I will never let you go.
I love you, Bubba.
-"Itsy"
Sarah Sanders, '11



Sunday, April 10, 2011

Jealousy is the Worst.

I am not the petty type you see
Not usually prone to fits of jealousy
But seeing you with her turns me
The slightest shades of green.
Sarah Sanders '11

"O, beware, my lord, of jealousy;
It is the green-ey'd monster, which doth mock
The meat it feeds on."
-William Shakespeare, Othello

Tuesday, April 5, 2011

On Learning What It Means to be a Woman

I remember when I talked too loudly
You looked angry.
I remember when I felt too strongly
You were shocked.
I remember when I dreamed too selfishly
You shook your head.
I remember when I cut my hair off
You were quite put out.
I remember when I questioned beauty
You were confused.
I remember when I got too angry
You were annoyed.
I remember when I didn’t listen
You were horrified.
I remember when I spoke instead
You thought me undignified.
I remember when I put my head down
You were satisfied.

Sarah Sanders '11

Sunday, April 3, 2011

You asked me what I might desire from you...

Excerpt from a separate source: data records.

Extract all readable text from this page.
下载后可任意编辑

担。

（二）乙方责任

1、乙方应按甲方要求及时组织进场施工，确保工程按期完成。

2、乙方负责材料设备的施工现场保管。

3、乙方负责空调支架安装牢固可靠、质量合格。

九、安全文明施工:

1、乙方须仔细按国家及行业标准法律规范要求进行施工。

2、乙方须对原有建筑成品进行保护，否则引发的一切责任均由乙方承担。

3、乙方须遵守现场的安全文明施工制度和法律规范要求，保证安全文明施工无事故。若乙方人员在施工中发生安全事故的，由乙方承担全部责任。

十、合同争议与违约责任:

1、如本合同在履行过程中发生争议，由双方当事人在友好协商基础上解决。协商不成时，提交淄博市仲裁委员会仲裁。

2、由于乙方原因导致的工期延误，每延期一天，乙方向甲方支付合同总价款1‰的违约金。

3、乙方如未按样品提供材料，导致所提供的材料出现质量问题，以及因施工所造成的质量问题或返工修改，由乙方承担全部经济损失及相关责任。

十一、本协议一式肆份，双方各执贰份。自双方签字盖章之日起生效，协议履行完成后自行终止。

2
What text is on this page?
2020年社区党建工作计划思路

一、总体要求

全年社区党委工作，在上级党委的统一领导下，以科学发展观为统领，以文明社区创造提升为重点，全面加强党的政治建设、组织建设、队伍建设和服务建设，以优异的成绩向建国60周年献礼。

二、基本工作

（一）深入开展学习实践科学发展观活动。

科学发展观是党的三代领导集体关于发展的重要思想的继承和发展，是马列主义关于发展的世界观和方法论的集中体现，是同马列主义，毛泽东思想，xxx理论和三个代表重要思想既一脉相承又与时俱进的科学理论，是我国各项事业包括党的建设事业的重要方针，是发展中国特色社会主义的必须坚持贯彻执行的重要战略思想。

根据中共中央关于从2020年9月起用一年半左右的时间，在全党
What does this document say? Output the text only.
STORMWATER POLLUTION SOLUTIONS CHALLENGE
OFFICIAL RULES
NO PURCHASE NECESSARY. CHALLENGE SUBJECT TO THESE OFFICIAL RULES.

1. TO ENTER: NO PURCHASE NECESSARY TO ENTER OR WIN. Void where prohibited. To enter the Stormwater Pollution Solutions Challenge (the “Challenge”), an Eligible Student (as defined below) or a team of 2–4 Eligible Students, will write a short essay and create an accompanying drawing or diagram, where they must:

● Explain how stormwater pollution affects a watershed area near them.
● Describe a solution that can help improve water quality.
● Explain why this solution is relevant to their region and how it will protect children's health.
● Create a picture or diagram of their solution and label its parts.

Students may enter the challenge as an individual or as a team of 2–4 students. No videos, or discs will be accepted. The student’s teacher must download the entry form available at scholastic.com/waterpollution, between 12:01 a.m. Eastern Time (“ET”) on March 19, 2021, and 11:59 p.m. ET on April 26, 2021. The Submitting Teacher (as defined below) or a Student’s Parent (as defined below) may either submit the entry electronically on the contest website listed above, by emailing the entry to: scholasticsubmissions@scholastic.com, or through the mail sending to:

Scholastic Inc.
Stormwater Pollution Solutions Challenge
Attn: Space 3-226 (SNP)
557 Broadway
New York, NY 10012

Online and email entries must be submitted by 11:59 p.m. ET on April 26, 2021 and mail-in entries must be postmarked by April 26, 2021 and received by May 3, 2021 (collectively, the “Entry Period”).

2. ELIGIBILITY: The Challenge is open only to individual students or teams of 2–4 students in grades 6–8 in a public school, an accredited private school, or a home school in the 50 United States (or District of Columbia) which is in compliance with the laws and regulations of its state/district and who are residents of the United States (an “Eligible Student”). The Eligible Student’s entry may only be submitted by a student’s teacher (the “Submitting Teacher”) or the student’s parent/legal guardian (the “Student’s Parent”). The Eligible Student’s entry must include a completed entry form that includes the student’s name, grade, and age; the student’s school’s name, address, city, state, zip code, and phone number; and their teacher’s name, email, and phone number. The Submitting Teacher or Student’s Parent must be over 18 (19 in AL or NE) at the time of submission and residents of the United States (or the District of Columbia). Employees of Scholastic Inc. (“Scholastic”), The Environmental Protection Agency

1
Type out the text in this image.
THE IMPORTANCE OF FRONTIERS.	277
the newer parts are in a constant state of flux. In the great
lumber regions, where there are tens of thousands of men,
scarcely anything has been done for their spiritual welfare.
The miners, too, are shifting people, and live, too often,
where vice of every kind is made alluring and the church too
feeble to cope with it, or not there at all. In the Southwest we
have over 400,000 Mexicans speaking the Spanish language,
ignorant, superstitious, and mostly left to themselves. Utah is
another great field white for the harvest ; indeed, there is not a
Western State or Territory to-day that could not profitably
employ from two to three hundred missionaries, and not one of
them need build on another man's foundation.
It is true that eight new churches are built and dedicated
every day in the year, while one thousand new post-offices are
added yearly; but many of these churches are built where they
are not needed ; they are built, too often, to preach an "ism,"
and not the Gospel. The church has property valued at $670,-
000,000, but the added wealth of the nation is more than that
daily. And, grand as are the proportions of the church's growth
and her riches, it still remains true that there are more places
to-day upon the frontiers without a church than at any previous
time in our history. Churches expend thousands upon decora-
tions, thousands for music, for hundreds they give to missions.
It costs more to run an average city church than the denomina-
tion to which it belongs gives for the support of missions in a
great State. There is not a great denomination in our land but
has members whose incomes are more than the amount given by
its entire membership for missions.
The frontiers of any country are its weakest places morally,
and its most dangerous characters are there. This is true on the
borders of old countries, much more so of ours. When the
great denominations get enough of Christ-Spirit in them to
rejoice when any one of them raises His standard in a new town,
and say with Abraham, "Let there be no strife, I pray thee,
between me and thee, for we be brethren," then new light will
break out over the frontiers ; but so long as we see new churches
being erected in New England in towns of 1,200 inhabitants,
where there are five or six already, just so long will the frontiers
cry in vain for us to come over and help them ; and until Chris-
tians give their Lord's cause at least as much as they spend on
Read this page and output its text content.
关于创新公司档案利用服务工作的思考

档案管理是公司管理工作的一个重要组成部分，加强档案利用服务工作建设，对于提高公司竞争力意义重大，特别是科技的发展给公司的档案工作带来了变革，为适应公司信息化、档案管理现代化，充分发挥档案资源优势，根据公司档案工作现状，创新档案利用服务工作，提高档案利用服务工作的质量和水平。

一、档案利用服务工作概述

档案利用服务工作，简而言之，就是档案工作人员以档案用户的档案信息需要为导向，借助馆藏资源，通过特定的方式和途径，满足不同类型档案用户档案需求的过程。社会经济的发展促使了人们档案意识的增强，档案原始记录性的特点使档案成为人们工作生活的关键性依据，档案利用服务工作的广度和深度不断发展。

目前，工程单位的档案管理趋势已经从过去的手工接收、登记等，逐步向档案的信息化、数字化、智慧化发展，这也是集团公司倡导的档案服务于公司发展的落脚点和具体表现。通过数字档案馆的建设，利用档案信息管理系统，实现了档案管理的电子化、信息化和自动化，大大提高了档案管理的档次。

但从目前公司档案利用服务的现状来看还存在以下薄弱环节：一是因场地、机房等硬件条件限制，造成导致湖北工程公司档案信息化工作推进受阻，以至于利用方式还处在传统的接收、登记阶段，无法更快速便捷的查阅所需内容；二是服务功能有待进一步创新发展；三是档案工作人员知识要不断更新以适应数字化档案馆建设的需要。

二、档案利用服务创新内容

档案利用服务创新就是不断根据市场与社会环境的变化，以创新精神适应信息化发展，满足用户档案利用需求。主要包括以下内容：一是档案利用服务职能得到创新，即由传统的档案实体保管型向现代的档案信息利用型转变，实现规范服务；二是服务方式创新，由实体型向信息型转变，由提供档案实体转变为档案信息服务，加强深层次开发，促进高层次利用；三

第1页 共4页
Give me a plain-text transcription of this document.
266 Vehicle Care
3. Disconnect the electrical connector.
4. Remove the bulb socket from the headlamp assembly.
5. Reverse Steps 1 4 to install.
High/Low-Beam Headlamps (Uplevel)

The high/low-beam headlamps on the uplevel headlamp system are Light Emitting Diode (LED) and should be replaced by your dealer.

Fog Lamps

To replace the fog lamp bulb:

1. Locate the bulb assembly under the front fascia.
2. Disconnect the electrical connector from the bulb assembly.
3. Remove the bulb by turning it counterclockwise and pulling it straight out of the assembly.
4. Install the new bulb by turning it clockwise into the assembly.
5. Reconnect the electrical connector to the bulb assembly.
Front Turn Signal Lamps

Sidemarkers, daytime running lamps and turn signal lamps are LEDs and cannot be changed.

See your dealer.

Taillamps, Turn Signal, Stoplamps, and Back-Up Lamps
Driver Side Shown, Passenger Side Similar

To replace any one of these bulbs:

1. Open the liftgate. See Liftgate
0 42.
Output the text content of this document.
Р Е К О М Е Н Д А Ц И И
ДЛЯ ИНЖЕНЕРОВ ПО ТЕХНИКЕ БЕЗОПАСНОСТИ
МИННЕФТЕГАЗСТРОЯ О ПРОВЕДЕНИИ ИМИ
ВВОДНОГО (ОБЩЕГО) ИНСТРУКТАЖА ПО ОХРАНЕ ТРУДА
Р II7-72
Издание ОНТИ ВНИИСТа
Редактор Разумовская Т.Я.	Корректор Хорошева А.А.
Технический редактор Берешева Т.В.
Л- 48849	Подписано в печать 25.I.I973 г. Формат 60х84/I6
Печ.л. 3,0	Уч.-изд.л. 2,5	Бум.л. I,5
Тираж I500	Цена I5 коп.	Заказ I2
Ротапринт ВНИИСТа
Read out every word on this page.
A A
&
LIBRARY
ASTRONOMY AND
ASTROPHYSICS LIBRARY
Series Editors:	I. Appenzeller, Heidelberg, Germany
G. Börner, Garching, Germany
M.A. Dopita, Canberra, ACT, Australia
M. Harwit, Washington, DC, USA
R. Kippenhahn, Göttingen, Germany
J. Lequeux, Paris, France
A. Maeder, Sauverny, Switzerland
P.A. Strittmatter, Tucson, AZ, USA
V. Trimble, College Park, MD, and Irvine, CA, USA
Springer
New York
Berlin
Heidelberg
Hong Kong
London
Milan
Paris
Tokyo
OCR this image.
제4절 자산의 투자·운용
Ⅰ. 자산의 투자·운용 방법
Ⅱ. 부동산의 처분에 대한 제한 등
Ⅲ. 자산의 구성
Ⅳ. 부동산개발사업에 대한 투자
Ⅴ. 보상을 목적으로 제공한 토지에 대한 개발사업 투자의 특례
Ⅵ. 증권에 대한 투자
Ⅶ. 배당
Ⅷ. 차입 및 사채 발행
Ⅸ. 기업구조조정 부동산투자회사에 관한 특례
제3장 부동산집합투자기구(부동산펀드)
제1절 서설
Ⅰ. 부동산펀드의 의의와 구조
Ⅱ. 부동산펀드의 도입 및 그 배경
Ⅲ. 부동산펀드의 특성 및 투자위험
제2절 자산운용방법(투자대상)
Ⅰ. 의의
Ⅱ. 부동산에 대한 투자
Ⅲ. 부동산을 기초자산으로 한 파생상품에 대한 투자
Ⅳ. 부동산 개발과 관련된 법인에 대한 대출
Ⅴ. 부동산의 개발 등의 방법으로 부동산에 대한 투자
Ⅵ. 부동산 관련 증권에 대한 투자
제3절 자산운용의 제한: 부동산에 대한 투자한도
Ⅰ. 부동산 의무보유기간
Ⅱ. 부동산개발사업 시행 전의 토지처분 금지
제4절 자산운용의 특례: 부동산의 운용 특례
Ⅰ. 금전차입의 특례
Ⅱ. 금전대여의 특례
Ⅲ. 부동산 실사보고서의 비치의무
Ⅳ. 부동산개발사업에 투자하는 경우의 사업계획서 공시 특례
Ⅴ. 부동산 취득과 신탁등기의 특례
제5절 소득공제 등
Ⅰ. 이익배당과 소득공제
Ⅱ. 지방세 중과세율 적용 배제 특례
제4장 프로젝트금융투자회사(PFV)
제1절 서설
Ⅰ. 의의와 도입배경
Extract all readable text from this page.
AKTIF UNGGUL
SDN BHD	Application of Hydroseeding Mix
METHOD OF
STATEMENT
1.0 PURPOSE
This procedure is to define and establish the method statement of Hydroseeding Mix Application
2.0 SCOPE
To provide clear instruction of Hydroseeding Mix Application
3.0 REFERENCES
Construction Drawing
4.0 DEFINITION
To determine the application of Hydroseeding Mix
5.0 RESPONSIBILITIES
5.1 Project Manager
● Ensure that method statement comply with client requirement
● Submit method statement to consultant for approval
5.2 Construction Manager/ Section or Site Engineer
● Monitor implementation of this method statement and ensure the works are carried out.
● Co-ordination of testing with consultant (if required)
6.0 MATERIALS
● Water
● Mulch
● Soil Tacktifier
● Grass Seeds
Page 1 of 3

You asked me what I might desire from you;
A couplet, nay, a song or a refrain.
You asked me, “Pray, my dear, what should I do—”
“T’wat coffer should my friendship be contained?”
You found me very silent, very still.
Complaints I held before, my speech now chaste.
I gave no indication of my will,
No counter to my previous distaste.
I sat in searching thought for my distress,
My mind unearthing matter, like a sieve.
And finally found the cause of my unrest:
A yearning whose reply you could not give...
No friendship I desire improved in shine,
But ever to be yours and call you mine.

Sarah Sanders '11

Friday, April 1, 2011

How Are You Okay?


“I have found the paradox, that if you love until it hurts, there can be no more hurt, only more love.” -Mother Theresa
Several weeks ago I was sharing my experiences abroad and on LA Term with a friend of mine after Church. I told her about Raul, my homeless friend that sat on our route to catch the train, and how incredibly selfless he was. I told her about my experience at an expensive-looking Western Church smack dab in the middle of the most extreme poverty I had ever seen, in Kolkata. I shared with her how difficult and overwhelming, but extremely rewarding, LA Term was for me and my roommate. And all of the sudden she asked me a question that has had me reeling every since.
“How are you okay?” she said.
I was dumbstruck. I had no idea what to say, so I started rambling. I said something about the Lord’s provision and still processing things, but in all honesty I made something up. Reflecting later on the question, I realized why it was so hard for me to answer. “How are you okay?” was a surprising question, because I am not. Still I am learning about pain and oppression, and it is touching me more intimately all the time. And the truth is, I’m not okay about any of it.
I have not had the luxury of going abroad and witnessing poverty only to come home to comfort and prosperity and forget what I witnessed. No, I have gone abroad and seen poverty, and I have come back to the U.S. and seen it again, in my city. I have gone abroad and seen heartache, and I have come back home and encountered broken hearts more desperate than I could have imagined.  I have been forced to reckon with this painful truth: evil has gone everywhere, has touched everyone, and it has put on quite a convincing show of having won.
I have not been successful in compartmentalizing my pain; there are times when it has overtaken me. Still sometimes it is too much, and everything I see looks tainted. I hear many stories about rich white people who go abroad and see poverty for the first time, and they come home changed: ready to give their money and possessions to the poor in other countries, infinitely more grateful for what they have. I certainly saw poverty in my travels last summer, but instead of becoming polarized opposite of America in my mind, the two places became very similar to me. The poverty that I only glimpsed in Kolkata is not so different from the poverty I have had intimate contact with at home. 
Mother Theresa said that “Being unwanted, unloved, uncared for, forgotten by everybody… is a much greater hunger, a much greater poverty than the person who has nothing to eat.” And there are forgotten people on every corner of every city, trapped in oppressive systems that take away their personhood. Poverty does not exist only in third world countries. Poverty, both in its physical and spiritual forms, is lurking everywhere, and those who have not seen it in their homes have lived their lives with the blinders society has so mercifully given them. It is infinitely more painful to see evil in your backyard than it is in a third world country.
Miga is the girl standing in front of me. :)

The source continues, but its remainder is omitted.